For all the talk of the U.S. job market having recovered to pre-recession levels, and improvements in consumer spending, one fact continues to bedevil restaurants like McDonald’s and discount retail chains: low-income Americans can’t, or don’t want to, spend on the pricier offerings those companies are trotting out.
McDonald’s MCD reported a worse-than-expected 1% drop in sales at U.S. restaurants open at least 13 months — its seventh month without growth — and blamed “ongoing broad-based challenges.” (Wall Street analysts had been expecting a 0.1% increase, according to Consensus Matrix.)
One of those challenges is that customers have been coming in less often after McDonald’s pared the selection of items on its Dollar Menu last year.
McDonald’s woes echo those of Family Dollar Stores FDO and Dollar General DG , which are both hustling to bring back more items for $1 after efforts to offer fancier, pricier items fell flat with shoppers.

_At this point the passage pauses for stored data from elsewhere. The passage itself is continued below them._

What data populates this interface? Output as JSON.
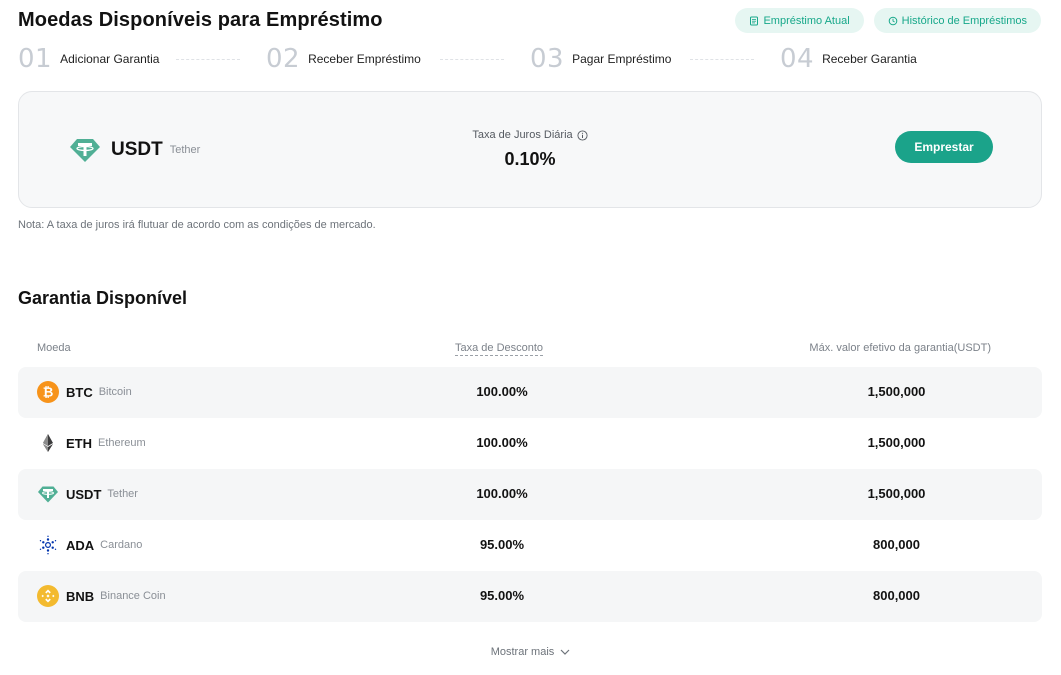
{
  "page_title": "Moedas Disponíveis para Empréstimo",
  "top_actions": {
    "current_loan": "Empréstimo Atual",
    "loan_history": "Histórico de Empréstimos"
  },
  "steps": [
    {
      "num": "01",
      "label": "Adicionar Garantia"
    },
    {
      "num": "02",
      "label": "Receber Empréstimo"
    },
    {
      "num": "03",
      "label": "Pagar Empréstimo"
    },
    {
      "num": "04",
      "label": "Receber Garantia"
    }
  ],
  "loan_card": {
    "symbol": "USDT",
    "name": "Tether",
    "rate_label": "Taxa de Juros Diária",
    "rate_value": "0.10%",
    "borrow_label": "Emprestar"
  },
  "note": "Nota: A taxa de juros irá flutuar de acordo com as condições de mercado.",
  "collateral": {
    "title": "Garantia Disponível",
    "columns": {
      "coin": "Moeda",
      "discount": "Taxa de Desconto",
      "max": "Máx. valor efetivo da garantia(USDT)"
    },
    "rows": [
      {
        "symbol": "BTC",
        "name": "Bitcoin",
        "discount": "100.00%",
        "max": "1,500,000",
        "icon": "bitcoin-icon"
      },
      {
        "symbol": "ETH",
        "name": "Ethereum",
        "discount": "100.00%",
        "max": "1,500,000",
        "icon": "ethereum-icon"
      },
      {
        "symbol": "USDT",
        "name": "Tether",
        "discount": "100.00%",
        "max": "1,500,000",
        "icon": "tether-icon"
      },
      {
        "symbol": "ADA",
        "name": "Cardano",
        "discount": "95.00%",
        "max": "800,000",
        "icon": "cardano-icon"
      },
      {
        "symbol": "BNB",
        "name": "Binance Coin",
        "discount": "95.00%",
        "max": "800,000",
        "icon": "binance-coin-icon"
      }
    ],
    "show_more": "Mostrar mais"
  },
  "colors": {
    "accent": "#1ba38a",
    "pill_bg": "#e6f6f2",
    "pill_text": "#17a88a",
    "bitcoin": "#f7931a",
    "tether": "#50af95",
    "cardano": "#0033ad",
    "binance": "#f3ba2f"
  }
}
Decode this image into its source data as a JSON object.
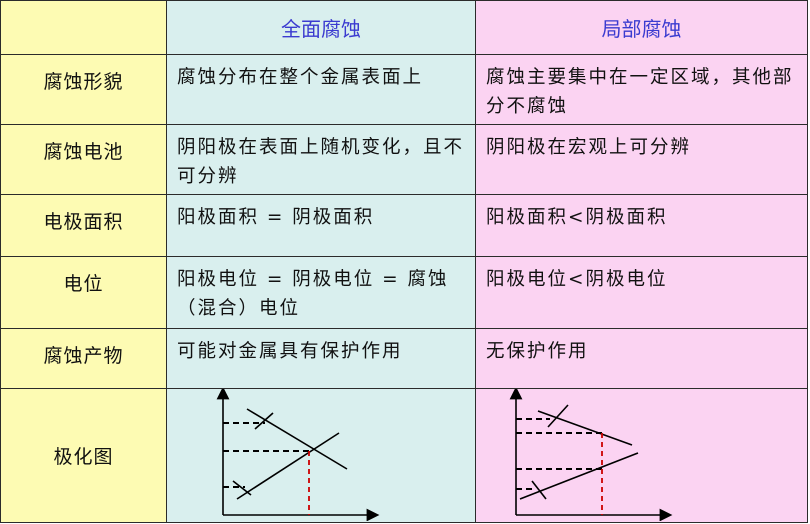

The world’s biggest fast-food chain said it is putting great focus on value, i.e. inexpensive items, to try to “stabilize” results in the U.S. , where it gets nearly one-third of its revenue. While not reversing its decision to pare its Dollar Menu, McDonald’s is trying to boost business by stepping up promotions in its “Dollar Menu & More” offerings and breakfast, including a bigger push for its popular McCafé coffee, a step in the right direction, according to one analyst.
“They had a customer who was price-sensitive and depended on the dollar menu to go to McDonald’s,” Steve West, an analyst with ITG, told Fortune. His research found that traffic to McDonald’s restaurants fell 3% after the cutback on $1 items. McDonald’s has lost market share to resurgent competitors Wendy’s WEN and Burger King BKC in the last year.
McDonald’s is also still contending with the lingering effects of introducing too many new menu items last year, such as wraps, that slowed service and increased the incidence of incorrect orders, annoying customers.
The restaurant company can take solace in the fact the sales overseas fared much better, particular in Asia, Africa and the Middle East, where they rose 2.5%.